Last week was my birthday and no one remembered. Well, aside from family, one person remembered. But not the one I was hoping for. After the big fuss she made last year when i didn't tell her about it, I figured that she would remember this year. But she didn't.

Saturday, April 2, 2011

Music to my ears.

Possibly the coolest thing I've had a woman say to me. "Hey, do you want to go grab a beer?"

Sunday, March 20, 2011

Is It Possible That I'm Just An Idiot?

I have found myself once again crazy about someone who cannot or will not return my affections. This has become so common a pattern in my attempts at making a love connection, that it's not even sad anymore.
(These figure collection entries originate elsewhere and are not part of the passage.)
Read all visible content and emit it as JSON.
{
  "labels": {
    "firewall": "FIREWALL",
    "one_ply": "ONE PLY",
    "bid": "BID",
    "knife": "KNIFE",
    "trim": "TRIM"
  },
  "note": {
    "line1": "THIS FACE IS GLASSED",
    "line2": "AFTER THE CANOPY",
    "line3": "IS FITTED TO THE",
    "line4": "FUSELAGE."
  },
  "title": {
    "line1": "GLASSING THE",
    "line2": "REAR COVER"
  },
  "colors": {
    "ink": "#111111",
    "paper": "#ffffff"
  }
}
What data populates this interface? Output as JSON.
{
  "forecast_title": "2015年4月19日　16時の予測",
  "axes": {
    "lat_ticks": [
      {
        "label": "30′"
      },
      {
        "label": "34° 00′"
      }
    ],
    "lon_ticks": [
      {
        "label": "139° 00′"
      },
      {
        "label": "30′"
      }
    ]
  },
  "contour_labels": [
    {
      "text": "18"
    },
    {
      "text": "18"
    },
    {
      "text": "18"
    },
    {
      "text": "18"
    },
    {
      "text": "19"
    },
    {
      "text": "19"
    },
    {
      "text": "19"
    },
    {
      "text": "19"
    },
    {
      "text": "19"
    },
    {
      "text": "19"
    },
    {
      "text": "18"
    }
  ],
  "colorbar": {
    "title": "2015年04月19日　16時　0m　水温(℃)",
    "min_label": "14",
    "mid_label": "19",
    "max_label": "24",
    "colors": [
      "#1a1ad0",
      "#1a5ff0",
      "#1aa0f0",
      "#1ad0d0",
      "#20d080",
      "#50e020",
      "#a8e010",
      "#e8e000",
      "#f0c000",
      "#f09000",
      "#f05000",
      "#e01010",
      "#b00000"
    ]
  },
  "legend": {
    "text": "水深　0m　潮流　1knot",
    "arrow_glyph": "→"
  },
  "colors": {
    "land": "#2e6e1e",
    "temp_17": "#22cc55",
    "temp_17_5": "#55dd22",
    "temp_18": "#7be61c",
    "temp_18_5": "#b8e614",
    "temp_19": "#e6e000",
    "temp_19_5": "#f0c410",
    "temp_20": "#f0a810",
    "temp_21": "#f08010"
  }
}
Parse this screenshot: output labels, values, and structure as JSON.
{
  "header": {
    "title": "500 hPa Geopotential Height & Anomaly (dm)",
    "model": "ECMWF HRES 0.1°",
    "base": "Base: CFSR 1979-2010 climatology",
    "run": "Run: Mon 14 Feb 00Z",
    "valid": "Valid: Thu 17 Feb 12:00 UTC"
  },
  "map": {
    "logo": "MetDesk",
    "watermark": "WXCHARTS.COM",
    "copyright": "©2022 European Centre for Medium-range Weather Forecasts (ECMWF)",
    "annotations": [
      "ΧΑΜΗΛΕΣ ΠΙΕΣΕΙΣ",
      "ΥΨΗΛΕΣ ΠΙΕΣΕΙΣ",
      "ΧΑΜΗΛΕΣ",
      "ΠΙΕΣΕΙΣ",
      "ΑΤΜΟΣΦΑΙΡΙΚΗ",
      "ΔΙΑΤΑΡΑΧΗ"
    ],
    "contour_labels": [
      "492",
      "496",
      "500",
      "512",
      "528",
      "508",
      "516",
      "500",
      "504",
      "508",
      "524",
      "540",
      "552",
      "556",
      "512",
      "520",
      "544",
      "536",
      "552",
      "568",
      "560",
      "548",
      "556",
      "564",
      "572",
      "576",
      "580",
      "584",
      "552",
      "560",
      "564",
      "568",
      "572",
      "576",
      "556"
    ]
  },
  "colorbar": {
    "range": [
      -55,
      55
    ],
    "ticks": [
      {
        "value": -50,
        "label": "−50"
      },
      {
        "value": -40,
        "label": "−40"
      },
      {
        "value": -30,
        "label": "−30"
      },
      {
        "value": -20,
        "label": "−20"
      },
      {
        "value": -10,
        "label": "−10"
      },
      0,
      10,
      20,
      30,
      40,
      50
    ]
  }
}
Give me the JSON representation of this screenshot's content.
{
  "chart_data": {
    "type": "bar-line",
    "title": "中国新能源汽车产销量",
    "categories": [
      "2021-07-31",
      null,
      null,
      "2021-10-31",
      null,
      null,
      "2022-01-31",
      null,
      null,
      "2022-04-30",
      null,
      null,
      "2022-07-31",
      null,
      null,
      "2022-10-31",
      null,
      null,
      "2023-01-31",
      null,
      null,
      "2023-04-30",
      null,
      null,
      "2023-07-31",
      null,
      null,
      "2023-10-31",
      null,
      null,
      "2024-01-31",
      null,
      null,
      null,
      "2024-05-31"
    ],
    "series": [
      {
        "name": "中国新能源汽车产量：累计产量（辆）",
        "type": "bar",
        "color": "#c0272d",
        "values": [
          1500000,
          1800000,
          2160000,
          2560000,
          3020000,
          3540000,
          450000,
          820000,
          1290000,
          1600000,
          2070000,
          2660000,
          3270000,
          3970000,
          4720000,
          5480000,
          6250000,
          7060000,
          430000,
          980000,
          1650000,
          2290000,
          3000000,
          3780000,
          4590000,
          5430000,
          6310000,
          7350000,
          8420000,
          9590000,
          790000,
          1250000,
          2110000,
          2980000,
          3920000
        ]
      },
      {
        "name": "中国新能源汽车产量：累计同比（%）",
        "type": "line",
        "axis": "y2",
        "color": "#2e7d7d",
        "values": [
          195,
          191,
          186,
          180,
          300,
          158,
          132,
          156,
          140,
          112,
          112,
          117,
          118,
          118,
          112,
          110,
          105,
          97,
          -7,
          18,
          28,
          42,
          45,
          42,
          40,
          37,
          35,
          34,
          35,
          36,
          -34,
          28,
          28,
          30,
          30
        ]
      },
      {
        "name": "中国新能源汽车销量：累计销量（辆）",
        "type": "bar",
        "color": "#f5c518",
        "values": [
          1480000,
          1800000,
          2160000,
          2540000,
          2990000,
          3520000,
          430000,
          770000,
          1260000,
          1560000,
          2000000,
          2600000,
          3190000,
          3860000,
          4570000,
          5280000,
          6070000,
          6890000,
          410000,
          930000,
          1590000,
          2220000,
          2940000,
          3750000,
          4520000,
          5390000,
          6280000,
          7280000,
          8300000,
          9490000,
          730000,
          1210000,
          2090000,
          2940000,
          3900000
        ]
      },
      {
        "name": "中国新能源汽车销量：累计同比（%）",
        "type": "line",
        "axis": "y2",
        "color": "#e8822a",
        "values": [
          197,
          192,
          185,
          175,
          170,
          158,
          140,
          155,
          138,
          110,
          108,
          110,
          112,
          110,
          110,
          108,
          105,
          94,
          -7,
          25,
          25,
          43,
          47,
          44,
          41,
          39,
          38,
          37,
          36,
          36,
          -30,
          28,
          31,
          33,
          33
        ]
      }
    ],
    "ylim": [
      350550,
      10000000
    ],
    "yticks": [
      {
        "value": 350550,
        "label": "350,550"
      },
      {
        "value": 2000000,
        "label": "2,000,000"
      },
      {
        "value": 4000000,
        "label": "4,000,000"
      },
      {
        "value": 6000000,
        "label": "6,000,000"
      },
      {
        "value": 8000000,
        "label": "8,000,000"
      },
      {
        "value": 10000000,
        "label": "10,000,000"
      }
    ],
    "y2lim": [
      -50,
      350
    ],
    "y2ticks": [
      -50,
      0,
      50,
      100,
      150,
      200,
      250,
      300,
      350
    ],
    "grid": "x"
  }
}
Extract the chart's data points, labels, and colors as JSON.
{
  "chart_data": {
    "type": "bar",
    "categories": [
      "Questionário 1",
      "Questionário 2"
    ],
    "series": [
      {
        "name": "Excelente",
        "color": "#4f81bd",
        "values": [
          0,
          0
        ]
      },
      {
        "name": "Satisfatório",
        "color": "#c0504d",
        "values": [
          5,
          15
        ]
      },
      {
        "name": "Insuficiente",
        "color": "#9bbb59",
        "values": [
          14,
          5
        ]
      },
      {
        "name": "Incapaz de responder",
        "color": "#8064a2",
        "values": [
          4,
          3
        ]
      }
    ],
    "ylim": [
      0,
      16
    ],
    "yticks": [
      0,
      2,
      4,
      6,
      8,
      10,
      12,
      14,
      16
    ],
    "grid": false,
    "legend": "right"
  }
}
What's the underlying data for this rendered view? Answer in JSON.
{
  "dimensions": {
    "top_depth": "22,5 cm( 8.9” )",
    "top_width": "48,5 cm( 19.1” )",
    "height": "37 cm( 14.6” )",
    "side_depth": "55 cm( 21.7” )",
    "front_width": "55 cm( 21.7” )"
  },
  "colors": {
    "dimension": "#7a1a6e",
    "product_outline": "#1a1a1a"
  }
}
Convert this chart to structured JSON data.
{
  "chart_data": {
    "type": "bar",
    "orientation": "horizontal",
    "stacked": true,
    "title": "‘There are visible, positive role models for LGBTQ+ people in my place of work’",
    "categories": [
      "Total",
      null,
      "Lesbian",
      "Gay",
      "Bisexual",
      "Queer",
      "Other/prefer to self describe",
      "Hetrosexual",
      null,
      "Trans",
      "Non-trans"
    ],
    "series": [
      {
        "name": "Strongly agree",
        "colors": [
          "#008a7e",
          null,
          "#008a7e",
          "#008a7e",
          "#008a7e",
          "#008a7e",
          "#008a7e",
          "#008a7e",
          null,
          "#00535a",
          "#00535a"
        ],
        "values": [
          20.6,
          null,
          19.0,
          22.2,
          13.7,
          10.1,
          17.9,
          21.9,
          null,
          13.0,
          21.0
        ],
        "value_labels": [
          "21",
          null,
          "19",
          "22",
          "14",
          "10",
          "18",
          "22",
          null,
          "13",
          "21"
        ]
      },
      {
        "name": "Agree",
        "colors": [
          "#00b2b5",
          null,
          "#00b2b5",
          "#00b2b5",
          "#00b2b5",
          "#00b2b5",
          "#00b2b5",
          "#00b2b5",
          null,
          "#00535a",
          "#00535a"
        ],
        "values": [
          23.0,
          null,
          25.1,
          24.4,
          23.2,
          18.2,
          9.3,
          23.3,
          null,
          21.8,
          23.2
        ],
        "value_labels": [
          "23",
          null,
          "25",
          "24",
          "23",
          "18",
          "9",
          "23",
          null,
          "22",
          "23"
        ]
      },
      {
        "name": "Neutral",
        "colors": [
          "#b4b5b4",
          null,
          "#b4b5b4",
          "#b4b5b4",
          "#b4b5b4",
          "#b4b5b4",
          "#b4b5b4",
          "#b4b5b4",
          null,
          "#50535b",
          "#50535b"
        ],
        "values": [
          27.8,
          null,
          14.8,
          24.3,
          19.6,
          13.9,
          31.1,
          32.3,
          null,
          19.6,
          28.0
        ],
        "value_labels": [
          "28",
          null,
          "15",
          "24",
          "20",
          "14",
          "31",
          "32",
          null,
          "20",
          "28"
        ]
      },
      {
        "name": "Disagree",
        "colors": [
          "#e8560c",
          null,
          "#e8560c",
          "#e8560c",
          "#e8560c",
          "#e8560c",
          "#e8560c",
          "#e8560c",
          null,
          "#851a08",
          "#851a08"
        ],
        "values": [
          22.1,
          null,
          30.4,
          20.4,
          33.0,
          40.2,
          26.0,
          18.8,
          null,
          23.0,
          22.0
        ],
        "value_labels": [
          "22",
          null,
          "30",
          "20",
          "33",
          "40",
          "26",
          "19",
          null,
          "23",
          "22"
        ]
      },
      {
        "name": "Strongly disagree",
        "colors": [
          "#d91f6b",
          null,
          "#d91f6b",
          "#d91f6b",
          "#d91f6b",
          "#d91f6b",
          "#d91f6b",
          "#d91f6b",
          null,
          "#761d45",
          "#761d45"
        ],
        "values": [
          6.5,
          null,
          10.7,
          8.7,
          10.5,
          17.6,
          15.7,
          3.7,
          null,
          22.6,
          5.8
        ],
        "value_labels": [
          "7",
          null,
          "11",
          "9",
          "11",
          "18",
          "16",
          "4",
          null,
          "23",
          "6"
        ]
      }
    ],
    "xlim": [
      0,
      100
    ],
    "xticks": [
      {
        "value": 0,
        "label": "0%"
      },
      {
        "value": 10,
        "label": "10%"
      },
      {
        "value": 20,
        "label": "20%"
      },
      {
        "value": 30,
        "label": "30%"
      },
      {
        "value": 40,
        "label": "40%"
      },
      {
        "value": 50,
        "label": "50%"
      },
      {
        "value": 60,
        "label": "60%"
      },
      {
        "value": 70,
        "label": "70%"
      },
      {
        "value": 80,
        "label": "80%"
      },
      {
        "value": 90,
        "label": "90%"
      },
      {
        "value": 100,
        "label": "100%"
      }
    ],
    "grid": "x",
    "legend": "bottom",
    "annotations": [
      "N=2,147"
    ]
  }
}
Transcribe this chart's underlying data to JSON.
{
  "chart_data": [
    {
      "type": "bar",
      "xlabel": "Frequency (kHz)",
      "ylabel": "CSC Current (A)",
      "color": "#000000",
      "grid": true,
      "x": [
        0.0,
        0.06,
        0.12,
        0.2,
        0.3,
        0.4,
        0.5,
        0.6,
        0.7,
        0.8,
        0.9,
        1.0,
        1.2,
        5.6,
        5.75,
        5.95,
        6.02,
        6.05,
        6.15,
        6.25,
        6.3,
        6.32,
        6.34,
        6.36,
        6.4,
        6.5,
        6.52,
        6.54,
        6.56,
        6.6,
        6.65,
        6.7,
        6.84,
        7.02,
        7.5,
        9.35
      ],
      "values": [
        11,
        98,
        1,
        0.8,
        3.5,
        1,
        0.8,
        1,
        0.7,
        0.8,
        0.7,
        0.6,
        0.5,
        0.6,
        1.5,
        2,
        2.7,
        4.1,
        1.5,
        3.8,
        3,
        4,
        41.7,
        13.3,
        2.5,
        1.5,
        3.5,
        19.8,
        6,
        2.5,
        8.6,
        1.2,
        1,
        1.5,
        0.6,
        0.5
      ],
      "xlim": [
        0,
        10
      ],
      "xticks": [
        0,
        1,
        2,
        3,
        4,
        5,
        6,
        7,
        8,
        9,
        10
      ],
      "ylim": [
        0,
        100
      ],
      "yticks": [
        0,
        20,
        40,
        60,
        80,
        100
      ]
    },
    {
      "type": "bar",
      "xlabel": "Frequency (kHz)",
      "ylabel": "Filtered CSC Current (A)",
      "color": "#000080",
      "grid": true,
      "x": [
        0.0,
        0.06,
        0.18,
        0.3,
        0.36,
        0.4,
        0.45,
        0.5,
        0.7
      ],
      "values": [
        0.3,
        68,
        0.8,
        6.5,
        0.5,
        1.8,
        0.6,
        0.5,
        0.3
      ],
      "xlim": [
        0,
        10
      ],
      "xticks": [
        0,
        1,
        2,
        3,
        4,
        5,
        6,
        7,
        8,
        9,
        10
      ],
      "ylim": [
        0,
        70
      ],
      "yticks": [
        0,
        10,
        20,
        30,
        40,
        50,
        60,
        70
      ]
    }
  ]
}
It's more like hilariously tragic.
The pattern goes exactly like this:
We meet and hit it off instantly.
We get along great and are very comfortable with each other, finding lots to converse about.
We begin to REALLY like each other.
Enough time passes for her to realize that I am actually as nice a guy as I seem to be (apparently that is rare).

Then it occurs to her that nice guys are suppose to finish last, those are just the rules, she didn't make them up, but they must be followed. And then we have the conversation where she explains that she's not done figuring herself out yet. She's not done having fun or ready to commit to one person.
BUT, She also explains that I am so amazing and so special to her, she can't bare the idea of not having me in her life. And with that, I am cast in role of best guy friend.
She then proceeds to date every shithead in site all the while saying to me, "I can't believe you haven't found someone, you're such a great guy."
This has happened to me no less than half a dozen times. Needless to say, I am angry at the entire female gender. Ladies, I really wish you would get together as a group and decide who among you is willing to welcome me in from the wasteland known as the "friend zone".